Nouvelle Vague itself is not my era. As it is basically late 1950s to late 1960s, it is before my time. I did not live it, but I did study it. And if I am being perfectly honest, I am not even its biggest, or even middling, fan. I prefer the gentle romanticism of its predecessors, and the romantic nostalgia of its followers. When I saw “À bout de souffle”, I did not really like or understand it. Besides “The 400 Blows”, I cannot name a single film of that period that I like (and don’t even get me started on “Weekend”—I am not sure I need to get to know Jean Luc Godard any better than I already do…) And to me, Jean-Paul Belmondo is “Cartouche”, the lead of a swashbuckler which could have been made by Christian-Jaque ten years prior, even though it wasn’t.

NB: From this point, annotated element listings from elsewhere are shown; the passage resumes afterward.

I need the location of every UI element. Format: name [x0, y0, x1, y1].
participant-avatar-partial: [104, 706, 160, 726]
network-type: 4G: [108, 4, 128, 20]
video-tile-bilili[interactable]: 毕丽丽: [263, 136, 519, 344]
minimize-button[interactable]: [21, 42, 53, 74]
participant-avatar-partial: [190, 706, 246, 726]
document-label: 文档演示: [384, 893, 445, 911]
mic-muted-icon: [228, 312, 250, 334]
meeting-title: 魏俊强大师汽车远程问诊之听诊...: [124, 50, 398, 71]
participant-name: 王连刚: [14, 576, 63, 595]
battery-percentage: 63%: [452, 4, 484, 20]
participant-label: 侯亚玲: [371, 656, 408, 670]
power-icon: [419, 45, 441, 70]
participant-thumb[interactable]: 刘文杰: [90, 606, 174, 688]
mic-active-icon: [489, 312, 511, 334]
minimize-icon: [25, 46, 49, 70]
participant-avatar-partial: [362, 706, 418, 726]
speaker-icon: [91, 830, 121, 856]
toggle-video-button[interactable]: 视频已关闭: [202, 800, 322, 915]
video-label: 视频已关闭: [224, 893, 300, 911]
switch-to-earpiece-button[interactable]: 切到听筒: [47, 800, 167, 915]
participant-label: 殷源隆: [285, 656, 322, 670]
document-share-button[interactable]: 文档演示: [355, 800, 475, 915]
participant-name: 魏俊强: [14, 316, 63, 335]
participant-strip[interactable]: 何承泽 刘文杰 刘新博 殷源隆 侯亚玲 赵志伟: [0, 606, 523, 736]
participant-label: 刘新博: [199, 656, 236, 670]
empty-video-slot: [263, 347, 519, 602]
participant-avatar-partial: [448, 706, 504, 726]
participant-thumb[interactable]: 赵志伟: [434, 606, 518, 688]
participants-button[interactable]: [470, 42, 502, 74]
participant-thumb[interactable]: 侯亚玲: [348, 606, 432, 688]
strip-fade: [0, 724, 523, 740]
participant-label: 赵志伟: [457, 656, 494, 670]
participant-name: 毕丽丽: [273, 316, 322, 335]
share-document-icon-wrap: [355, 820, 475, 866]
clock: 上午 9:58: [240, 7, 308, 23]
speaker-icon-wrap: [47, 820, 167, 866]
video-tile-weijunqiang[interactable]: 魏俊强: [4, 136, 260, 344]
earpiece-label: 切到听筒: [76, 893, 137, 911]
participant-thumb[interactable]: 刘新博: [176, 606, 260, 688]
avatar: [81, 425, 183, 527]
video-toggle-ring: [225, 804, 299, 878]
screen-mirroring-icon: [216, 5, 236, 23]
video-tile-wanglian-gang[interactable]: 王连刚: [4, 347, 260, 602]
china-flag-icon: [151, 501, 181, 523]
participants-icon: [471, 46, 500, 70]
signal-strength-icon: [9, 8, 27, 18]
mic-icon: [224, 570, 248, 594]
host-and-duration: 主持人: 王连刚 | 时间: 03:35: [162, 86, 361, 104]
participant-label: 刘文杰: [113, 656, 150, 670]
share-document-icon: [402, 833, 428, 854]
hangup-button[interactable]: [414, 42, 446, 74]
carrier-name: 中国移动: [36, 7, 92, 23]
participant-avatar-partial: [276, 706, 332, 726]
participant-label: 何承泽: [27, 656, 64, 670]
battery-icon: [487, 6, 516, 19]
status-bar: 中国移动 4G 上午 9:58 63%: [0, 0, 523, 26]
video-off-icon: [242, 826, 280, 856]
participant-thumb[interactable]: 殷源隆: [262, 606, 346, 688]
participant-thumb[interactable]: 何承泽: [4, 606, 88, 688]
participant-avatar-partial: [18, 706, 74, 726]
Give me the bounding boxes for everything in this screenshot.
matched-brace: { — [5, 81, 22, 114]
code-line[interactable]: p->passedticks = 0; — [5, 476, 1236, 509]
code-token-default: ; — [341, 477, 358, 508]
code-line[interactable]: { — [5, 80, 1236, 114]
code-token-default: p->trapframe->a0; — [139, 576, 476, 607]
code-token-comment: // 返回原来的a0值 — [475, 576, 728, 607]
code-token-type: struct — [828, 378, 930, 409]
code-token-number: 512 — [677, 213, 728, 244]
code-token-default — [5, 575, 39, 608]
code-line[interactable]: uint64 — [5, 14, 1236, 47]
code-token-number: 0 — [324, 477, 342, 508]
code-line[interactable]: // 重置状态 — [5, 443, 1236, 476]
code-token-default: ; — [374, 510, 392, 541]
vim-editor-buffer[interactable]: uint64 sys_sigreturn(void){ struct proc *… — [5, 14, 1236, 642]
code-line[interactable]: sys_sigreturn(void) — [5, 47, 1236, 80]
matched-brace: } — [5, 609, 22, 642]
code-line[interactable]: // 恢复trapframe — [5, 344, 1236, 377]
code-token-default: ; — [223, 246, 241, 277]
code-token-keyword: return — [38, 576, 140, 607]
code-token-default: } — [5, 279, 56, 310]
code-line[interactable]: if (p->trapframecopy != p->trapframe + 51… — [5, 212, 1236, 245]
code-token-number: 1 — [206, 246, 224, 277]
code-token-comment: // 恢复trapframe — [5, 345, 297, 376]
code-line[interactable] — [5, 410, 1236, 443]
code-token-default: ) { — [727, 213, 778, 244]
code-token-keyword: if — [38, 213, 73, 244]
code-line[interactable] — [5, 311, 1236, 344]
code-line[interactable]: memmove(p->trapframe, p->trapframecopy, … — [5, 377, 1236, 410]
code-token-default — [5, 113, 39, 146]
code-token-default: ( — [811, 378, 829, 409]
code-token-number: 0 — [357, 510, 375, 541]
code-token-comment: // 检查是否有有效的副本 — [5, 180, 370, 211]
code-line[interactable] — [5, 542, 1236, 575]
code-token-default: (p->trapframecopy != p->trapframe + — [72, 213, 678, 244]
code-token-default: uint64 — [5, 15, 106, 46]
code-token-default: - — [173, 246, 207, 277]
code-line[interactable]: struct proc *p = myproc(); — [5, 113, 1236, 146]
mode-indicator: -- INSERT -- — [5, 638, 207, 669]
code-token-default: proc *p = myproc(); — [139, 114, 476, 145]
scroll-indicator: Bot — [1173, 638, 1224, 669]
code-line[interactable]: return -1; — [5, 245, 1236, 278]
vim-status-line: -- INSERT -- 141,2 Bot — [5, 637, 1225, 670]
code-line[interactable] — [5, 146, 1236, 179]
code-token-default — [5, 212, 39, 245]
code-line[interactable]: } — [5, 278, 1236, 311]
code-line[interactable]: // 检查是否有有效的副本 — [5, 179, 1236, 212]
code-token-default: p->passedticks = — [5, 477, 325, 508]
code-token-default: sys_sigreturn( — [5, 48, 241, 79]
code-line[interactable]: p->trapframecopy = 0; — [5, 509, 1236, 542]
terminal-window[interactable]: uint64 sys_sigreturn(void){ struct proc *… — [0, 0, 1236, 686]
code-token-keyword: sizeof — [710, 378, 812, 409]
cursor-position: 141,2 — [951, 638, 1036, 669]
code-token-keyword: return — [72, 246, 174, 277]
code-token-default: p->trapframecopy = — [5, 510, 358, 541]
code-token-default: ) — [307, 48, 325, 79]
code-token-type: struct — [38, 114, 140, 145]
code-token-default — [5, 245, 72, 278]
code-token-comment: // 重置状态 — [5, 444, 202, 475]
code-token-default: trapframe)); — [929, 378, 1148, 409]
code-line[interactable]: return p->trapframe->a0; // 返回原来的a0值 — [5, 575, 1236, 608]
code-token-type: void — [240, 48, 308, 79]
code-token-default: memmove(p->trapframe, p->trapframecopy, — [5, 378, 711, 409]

The first (and only) time I saw the original film, it was in a dark classroom on the Left Bank, during my semester abroad. My friend Scott and I decided to pick a catchy phrase or scene from each of the movies we saw. This was the second one. We learned the word “dégueulasse” (disgusting), which for me was probably the most significant linguistic discovery of that summer. There is also a scene where the main characters make faces: happy, angry, surprised. I was constantly asking Scott to do it, and it always made me laugh. When I saw the filming of it in “Nouvelle Vague”, it instantly transported me to that summer.


I really do not know what I would or could have thought or felt about “Nouvelle Vague” the movie without my own cultural references to its origins, with its Belmondo who is genial, affable, and charming in his own way, but not in the inimitable way of Belmondo himself, without my delighted recognition of the film’s veritable parade of the giants of French cinema. I simply cannot be objective about that. My lived experience might be why I cried after this movie ended. It brought back certain sensations, certain states of mind. It reminded me of that magical summer in Paris—well, obviously that. But it also reminded me of the magic of movies, how I used to love them, how thinking of some of them just drops me into the past. I am not entirely sure that seeing “À bout de souffle” itself would have made me feel more in touch with it, if that makes any sense.
This film was not nominated for the Oscar, which these days means less than nothing, as far as I am concerned. The one it’s about, which is considered one of the greatest films of all time, was not nominated, either.